City's archive opens in new museum home

BooksImage source, Stoke-on-Trent City Council
Image caption,

Up to 30,000 books had be moved from the former library to the museum

  • Published

Stoke-on-Trent City Archives has been officially opened at the Potteries Museum and Art Gallery, its new home.

Up to 30,000 books and 30,000 audio tapes, 8,000 archive boxes and 137 Minton Design Folios (historic artwork from the ceramics firm), have been transferred across.

The museum now holds "344 cubic metres of archives and local studies material creating an integrated world-class research facility for the study of ceramics and local history", the city council said.

A £1.7m investment was made for the archive to move from its former home at the City Central Library.

The archives was opened by the Lord Mayor, councillor Lyn Sharpe, earlier ahead of reopening to the public on Wednesday.

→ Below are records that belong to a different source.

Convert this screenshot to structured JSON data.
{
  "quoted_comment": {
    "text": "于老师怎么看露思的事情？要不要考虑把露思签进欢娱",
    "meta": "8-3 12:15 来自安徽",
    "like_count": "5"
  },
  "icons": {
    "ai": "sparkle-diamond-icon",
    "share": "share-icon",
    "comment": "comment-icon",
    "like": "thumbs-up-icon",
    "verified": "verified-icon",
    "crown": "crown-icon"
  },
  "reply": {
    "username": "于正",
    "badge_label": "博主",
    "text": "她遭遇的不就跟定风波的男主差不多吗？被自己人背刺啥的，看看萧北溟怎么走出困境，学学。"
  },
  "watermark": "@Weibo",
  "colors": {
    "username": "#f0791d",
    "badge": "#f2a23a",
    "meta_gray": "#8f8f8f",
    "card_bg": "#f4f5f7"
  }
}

The relocation of collections required special environmental controls such as temperature and lighting to preserve them, the council said.

Council leader Jane Ashworth said protecting the city's culture and heritage was important.

"Moving the City’s Archives to the museum now means people can access the local history archive and museum collections all under one roof," she said.

"As we get nearer to our centenary year in 2025, it is fantastic to have thousands of historical collections people can view and the new reading room will only help improve access to the archive collections.”